Estate agent Foxtons (LON:FOXT) reported a loss in the first half of the year, driven by a slowing demand for housing in London.
The group reported a pre-tax loss of £2.5 million, down from a profit of £3.8 million a year earlier. Revenue dropped to £53.0 million, down from £58.5 million, and adjusted earnings (EBITDA) fell to £0.1 million from £7.1 million a year earlier.
Foxtons, who do a large proportion of their business in London, attributed the disappointing results to slower sales in the capital, driven by a general slowdown in the London property market.
However, it wasn’t just sales that fell, with lettings revenues also witnessing a drop.

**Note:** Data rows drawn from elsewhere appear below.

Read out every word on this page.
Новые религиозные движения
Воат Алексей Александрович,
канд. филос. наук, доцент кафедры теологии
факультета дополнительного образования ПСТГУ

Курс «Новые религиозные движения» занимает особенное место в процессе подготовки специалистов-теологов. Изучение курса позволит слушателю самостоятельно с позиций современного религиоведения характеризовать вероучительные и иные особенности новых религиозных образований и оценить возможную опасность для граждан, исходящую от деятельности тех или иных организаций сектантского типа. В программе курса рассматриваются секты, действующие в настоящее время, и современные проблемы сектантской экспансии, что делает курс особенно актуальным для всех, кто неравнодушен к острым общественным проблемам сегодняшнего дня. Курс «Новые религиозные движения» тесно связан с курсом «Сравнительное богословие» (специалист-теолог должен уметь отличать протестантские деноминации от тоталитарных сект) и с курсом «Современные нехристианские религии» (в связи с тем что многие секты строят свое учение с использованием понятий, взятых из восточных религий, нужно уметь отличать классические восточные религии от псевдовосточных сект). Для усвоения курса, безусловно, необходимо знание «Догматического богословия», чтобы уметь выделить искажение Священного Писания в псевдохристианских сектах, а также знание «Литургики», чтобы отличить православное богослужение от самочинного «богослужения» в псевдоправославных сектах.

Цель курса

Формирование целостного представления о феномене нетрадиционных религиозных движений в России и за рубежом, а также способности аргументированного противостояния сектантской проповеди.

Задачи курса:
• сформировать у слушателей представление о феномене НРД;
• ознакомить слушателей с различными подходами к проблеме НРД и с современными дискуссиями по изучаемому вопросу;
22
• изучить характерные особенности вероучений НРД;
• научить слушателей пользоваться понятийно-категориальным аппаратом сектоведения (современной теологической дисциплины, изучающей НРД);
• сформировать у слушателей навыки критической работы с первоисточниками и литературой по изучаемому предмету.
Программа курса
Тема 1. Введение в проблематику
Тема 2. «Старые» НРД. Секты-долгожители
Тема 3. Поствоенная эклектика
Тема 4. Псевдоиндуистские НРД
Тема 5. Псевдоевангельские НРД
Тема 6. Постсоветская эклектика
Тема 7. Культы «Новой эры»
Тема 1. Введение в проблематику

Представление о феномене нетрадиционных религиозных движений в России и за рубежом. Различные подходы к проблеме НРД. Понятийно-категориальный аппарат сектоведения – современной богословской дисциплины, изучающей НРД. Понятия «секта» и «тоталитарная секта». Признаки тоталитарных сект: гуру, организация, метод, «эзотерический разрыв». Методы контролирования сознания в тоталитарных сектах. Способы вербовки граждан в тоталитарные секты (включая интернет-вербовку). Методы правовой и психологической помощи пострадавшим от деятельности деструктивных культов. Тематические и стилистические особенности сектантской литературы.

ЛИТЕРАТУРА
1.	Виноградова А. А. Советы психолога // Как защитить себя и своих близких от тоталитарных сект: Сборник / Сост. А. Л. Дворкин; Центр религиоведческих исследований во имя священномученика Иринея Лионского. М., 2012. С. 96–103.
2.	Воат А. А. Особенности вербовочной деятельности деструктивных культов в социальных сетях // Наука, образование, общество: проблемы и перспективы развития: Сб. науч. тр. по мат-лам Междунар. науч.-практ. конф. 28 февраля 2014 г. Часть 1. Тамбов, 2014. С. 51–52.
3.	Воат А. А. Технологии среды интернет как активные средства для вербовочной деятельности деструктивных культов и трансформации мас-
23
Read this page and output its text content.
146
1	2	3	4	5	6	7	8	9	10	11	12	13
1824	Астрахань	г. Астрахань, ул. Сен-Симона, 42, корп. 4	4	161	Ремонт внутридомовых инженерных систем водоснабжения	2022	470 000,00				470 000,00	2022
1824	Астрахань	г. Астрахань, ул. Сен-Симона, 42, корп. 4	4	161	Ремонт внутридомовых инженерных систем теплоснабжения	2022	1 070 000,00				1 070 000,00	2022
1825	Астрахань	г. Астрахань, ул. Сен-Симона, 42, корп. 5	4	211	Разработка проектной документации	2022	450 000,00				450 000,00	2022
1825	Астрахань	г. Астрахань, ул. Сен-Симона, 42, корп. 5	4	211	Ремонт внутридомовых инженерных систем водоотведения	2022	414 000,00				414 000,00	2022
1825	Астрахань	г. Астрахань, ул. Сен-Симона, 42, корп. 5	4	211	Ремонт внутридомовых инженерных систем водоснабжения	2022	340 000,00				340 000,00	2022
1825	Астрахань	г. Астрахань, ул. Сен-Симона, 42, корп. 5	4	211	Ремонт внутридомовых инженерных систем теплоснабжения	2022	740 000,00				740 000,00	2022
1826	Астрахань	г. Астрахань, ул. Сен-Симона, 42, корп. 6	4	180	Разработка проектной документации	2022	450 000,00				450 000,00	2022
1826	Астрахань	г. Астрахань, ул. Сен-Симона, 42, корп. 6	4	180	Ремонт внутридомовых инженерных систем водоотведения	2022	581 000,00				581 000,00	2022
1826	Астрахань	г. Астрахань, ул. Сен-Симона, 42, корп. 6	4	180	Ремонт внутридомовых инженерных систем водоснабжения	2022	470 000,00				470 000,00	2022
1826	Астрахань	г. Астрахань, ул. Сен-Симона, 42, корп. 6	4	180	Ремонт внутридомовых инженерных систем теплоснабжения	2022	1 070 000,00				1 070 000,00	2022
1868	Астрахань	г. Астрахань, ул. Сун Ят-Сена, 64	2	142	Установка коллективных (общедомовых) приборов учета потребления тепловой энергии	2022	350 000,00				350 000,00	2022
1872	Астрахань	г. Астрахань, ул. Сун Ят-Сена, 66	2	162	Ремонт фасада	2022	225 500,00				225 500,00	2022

Lettings revenues fell 1 percent to £31.7 million, after rent prices fell by 2 percent year-on-year.
Given the loss achieved for the year, the company chose not to issue a dividend.
“As expected the weak sales market impacted our performance in the first half of 2018. After a slow start to the year, performance in our lettings business improved throughout the period delivering another consistent result for the first six months,” said Nic Budden, CEO.
“The property sales market in London is undergoing a sustained period of very low activity levels with longer and less visible transaction outcomes, which clearly impacts our business”.
Foxtons shares are currently up 1.73 percent despite the loss, trading at 48.42 (0849GMT).